La droite élue "au bénéfice de l'âge" face au PS dans le Vaucluse

A 71 ans, Maurice Chabert a peaufiné la définition de son positionnement politique : "gaulliste de gauche pompidolien". Le maire de Gordes, classé parmi les plus beaux villages de France, n'est toutefois pas UMP mais Divers droite, après un long parcours au RPR. Et c'est au bénéfice de l'âge qu'il prend la direction des affaires dans le Vaucluse. Trois tours de scrutin n'ont pas suffi pour départager la droite et le PS, qui en sont ressortis avec le même nombre de voix, le FN en embuscade.

 

La parité ne se hisse pas jusqu'aux "perchoirs"

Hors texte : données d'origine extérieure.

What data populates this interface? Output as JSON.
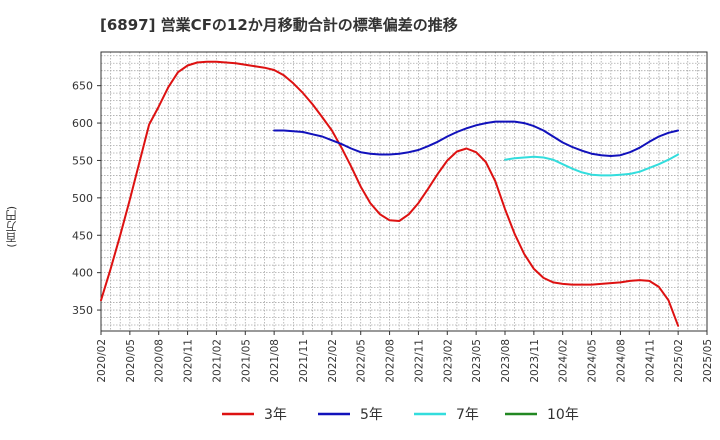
{
  "chart_data": {
    "type": "line",
    "title": "[6897]  営業CFの12か月移動合計の標準偏差の推移",
    "ylabel": "(百万円)",
    "ylim": [
      322,
      695
    ],
    "yticks": [
      350,
      400,
      450,
      500,
      550,
      600,
      650
    ],
    "x_range": [
      "2020-02",
      "2025-05"
    ],
    "xticks": [
      "2020/02",
      "2020/05",
      "2020/08",
      "2020/11",
      "2021/02",
      "2021/05",
      "2021/08",
      "2021/11",
      "2022/02",
      "2022/05",
      "2022/08",
      "2022/11",
      "2023/02",
      "2023/05",
      "2023/08",
      "2023/11",
      "2024/02",
      "2024/05",
      "2024/08",
      "2024/11",
      "2025/02",
      "2025/05"
    ],
    "grid": true,
    "legend_position": "bottom",
    "series": [
      {
        "name": "3年",
        "color": "#dd1111",
        "points": [
          [
            "2020-02",
            363
          ],
          [
            "2020-03",
            405
          ],
          [
            "2020-04",
            450
          ],
          [
            "2020-05",
            498
          ],
          [
            "2020-06",
            548
          ],
          [
            "2020-07",
            598
          ],
          [
            "2020-08",
            622
          ],
          [
            "2020-09",
            648
          ],
          [
            "2020-10",
            668
          ],
          [
            "2020-11",
            677
          ],
          [
            "2020-12",
            681
          ],
          [
            "2021-01",
            682
          ],
          [
            "2021-02",
            682
          ],
          [
            "2021-03",
            681
          ],
          [
            "2021-04",
            680
          ],
          [
            "2021-05",
            678
          ],
          [
            "2021-06",
            676
          ],
          [
            "2021-07",
            674
          ],
          [
            "2021-08",
            671
          ],
          [
            "2021-09",
            664
          ],
          [
            "2021-10",
            653
          ],
          [
            "2021-11",
            640
          ],
          [
            "2021-12",
            625
          ],
          [
            "2022-01",
            608
          ],
          [
            "2022-02",
            590
          ],
          [
            "2022-03",
            567
          ],
          [
            "2022-04",
            542
          ],
          [
            "2022-05",
            515
          ],
          [
            "2022-06",
            493
          ],
          [
            "2022-07",
            478
          ],
          [
            "2022-08",
            470
          ],
          [
            "2022-09",
            469
          ],
          [
            "2022-10",
            478
          ],
          [
            "2022-11",
            493
          ],
          [
            "2022-12",
            512
          ],
          [
            "2023-01",
            532
          ],
          [
            "2023-02",
            550
          ],
          [
            "2023-03",
            562
          ],
          [
            "2023-04",
            566
          ],
          [
            "2023-05",
            561
          ],
          [
            "2023-06",
            548
          ],
          [
            "2023-07",
            522
          ],
          [
            "2023-08",
            485
          ],
          [
            "2023-09",
            452
          ],
          [
            "2023-10",
            425
          ],
          [
            "2023-11",
            405
          ],
          [
            "2023-12",
            393
          ],
          [
            "2024-01",
            387
          ],
          [
            "2024-02",
            385
          ],
          [
            "2024-03",
            384
          ],
          [
            "2024-04",
            384
          ],
          [
            "2024-05",
            384
          ],
          [
            "2024-06",
            385
          ],
          [
            "2024-07",
            386
          ],
          [
            "2024-08",
            387
          ],
          [
            "2024-09",
            389
          ],
          [
            "2024-10",
            390
          ],
          [
            "2024-11",
            389
          ],
          [
            "2024-12",
            381
          ],
          [
            "2025-01",
            363
          ],
          [
            "2025-02",
            329
          ]
        ]
      },
      {
        "name": "5年",
        "color": "#1111bb",
        "points": [
          [
            "2021-08",
            590
          ],
          [
            "2021-09",
            590
          ],
          [
            "2021-10",
            589
          ],
          [
            "2021-11",
            588
          ],
          [
            "2021-12",
            585
          ],
          [
            "2022-01",
            582
          ],
          [
            "2022-02",
            577
          ],
          [
            "2022-03",
            572
          ],
          [
            "2022-04",
            566
          ],
          [
            "2022-05",
            561
          ],
          [
            "2022-06",
            559
          ],
          [
            "2022-07",
            558
          ],
          [
            "2022-08",
            558
          ],
          [
            "2022-09",
            559
          ],
          [
            "2022-10",
            561
          ],
          [
            "2022-11",
            564
          ],
          [
            "2022-12",
            569
          ],
          [
            "2023-01",
            575
          ],
          [
            "2023-02",
            582
          ],
          [
            "2023-03",
            588
          ],
          [
            "2023-04",
            593
          ],
          [
            "2023-05",
            597
          ],
          [
            "2023-06",
            600
          ],
          [
            "2023-07",
            602
          ],
          [
            "2023-08",
            602
          ],
          [
            "2023-09",
            602
          ],
          [
            "2023-10",
            600
          ],
          [
            "2023-11",
            596
          ],
          [
            "2023-12",
            590
          ],
          [
            "2024-01",
            582
          ],
          [
            "2024-02",
            574
          ],
          [
            "2024-03",
            568
          ],
          [
            "2024-04",
            563
          ],
          [
            "2024-05",
            559
          ],
          [
            "2024-06",
            557
          ],
          [
            "2024-07",
            556
          ],
          [
            "2024-08",
            557
          ],
          [
            "2024-09",
            561
          ],
          [
            "2024-10",
            567
          ],
          [
            "2024-11",
            575
          ],
          [
            "2024-12",
            582
          ],
          [
            "2025-01",
            587
          ],
          [
            "2025-02",
            590
          ]
        ]
      },
      {
        "name": "7年",
        "color": "#33dddd",
        "points": [
          [
            "2023-08",
            551
          ],
          [
            "2023-09",
            553
          ],
          [
            "2023-10",
            554
          ],
          [
            "2023-11",
            555
          ],
          [
            "2023-12",
            554
          ],
          [
            "2024-01",
            551
          ],
          [
            "2024-02",
            545
          ],
          [
            "2024-03",
            539
          ],
          [
            "2024-04",
            534
          ],
          [
            "2024-05",
            531
          ],
          [
            "2024-06",
            530
          ],
          [
            "2024-07",
            530
          ],
          [
            "2024-08",
            531
          ],
          [
            "2024-09",
            532
          ],
          [
            "2024-10",
            535
          ],
          [
            "2024-11",
            540
          ],
          [
            "2024-12",
            545
          ],
          [
            "2025-01",
            551
          ],
          [
            "2025-02",
            558
          ]
        ]
      },
      {
        "name": "10年",
        "color": "#228822",
        "points": []
      }
    ]
  }
}
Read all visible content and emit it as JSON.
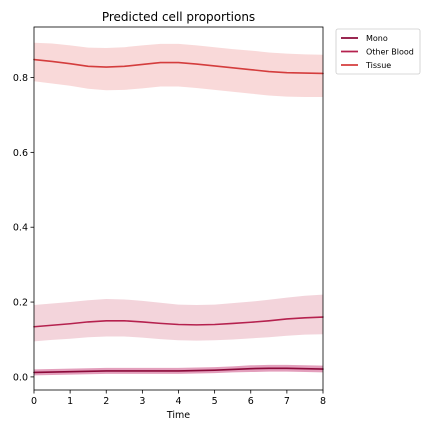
{
  "chart_data": {
    "type": "line",
    "title": "Predicted cell proportions",
    "xlabel": "Time",
    "ylabel": "",
    "xlim": [
      0,
      8
    ],
    "ylim": [
      -0.035,
      0.935
    ],
    "x_ticks": [
      "0",
      "1",
      "2",
      "3",
      "4",
      "5",
      "6",
      "7",
      "8"
    ],
    "y_ticks": [
      "0.0",
      "0.2",
      "0.4",
      "0.6",
      "0.8"
    ],
    "grid": false,
    "legend_position": "outside-top-right",
    "x": [
      0,
      0.5,
      1,
      1.5,
      2,
      2.5,
      3,
      3.5,
      4,
      4.5,
      5,
      5.5,
      6,
      6.5,
      7,
      7.5,
      8
    ],
    "series": [
      {
        "name": "Mono",
        "color": "#8b0a3a",
        "band_color": "#c8407a",
        "values": [
          0.012,
          0.013,
          0.014,
          0.015,
          0.016,
          0.016,
          0.016,
          0.016,
          0.016,
          0.017,
          0.018,
          0.02,
          0.022,
          0.023,
          0.023,
          0.022,
          0.021
        ],
        "lower": [
          0.004,
          0.005,
          0.006,
          0.007,
          0.008,
          0.008,
          0.008,
          0.008,
          0.008,
          0.009,
          0.01,
          0.012,
          0.013,
          0.014,
          0.014,
          0.013,
          0.012
        ],
        "upper": [
          0.02,
          0.021,
          0.022,
          0.023,
          0.024,
          0.024,
          0.024,
          0.024,
          0.024,
          0.025,
          0.026,
          0.028,
          0.031,
          0.032,
          0.032,
          0.031,
          0.03
        ]
      },
      {
        "name": "Other Blood",
        "color": "#b5214e",
        "band_color": "#e7a9b8",
        "values": [
          0.134,
          0.138,
          0.142,
          0.147,
          0.15,
          0.15,
          0.147,
          0.143,
          0.14,
          0.139,
          0.14,
          0.143,
          0.146,
          0.15,
          0.155,
          0.158,
          0.16
        ],
        "lower": [
          0.095,
          0.099,
          0.102,
          0.106,
          0.108,
          0.108,
          0.105,
          0.101,
          0.098,
          0.097,
          0.098,
          0.1,
          0.103,
          0.106,
          0.11,
          0.113,
          0.114
        ],
        "upper": [
          0.192,
          0.196,
          0.2,
          0.205,
          0.208,
          0.207,
          0.203,
          0.198,
          0.193,
          0.192,
          0.193,
          0.197,
          0.201,
          0.206,
          0.212,
          0.217,
          0.22
        ]
      },
      {
        "name": "Tissue",
        "color": "#d43d3d",
        "band_color": "#f3b3b3",
        "values": [
          0.848,
          0.843,
          0.837,
          0.83,
          0.828,
          0.83,
          0.835,
          0.84,
          0.84,
          0.836,
          0.831,
          0.826,
          0.821,
          0.816,
          0.813,
          0.812,
          0.811
        ],
        "lower": [
          0.79,
          0.784,
          0.778,
          0.77,
          0.766,
          0.767,
          0.771,
          0.776,
          0.776,
          0.772,
          0.767,
          0.762,
          0.757,
          0.752,
          0.749,
          0.748,
          0.748
        ],
        "upper": [
          0.893,
          0.891,
          0.886,
          0.88,
          0.879,
          0.881,
          0.886,
          0.89,
          0.89,
          0.886,
          0.881,
          0.876,
          0.872,
          0.867,
          0.864,
          0.862,
          0.861
        ]
      }
    ]
  }
}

La nouvelle présidente de Lozère, Sophie Pantel, ancienne chargée de mission aux droits de la femme, a commencé son discours en s'adressant aux femmes, nouvellement "élues qui, grâce à la loi, font leur entrée massivement dans cette assemblée ". "Je suis convaincue que cette parité, même imposée, est une avancée ", a-t-elle dit. Si au niveau des conseillers départementaux, l'organisation du scrutin a permis d'instaurer l'égalité hommes-femmes, il faudra attendre pour ce qui est de leurs directions. Selon le dernier pointage, seules dix femmes accèdent aux perchoirs. En Haute-Vienne, une femme perd même la place.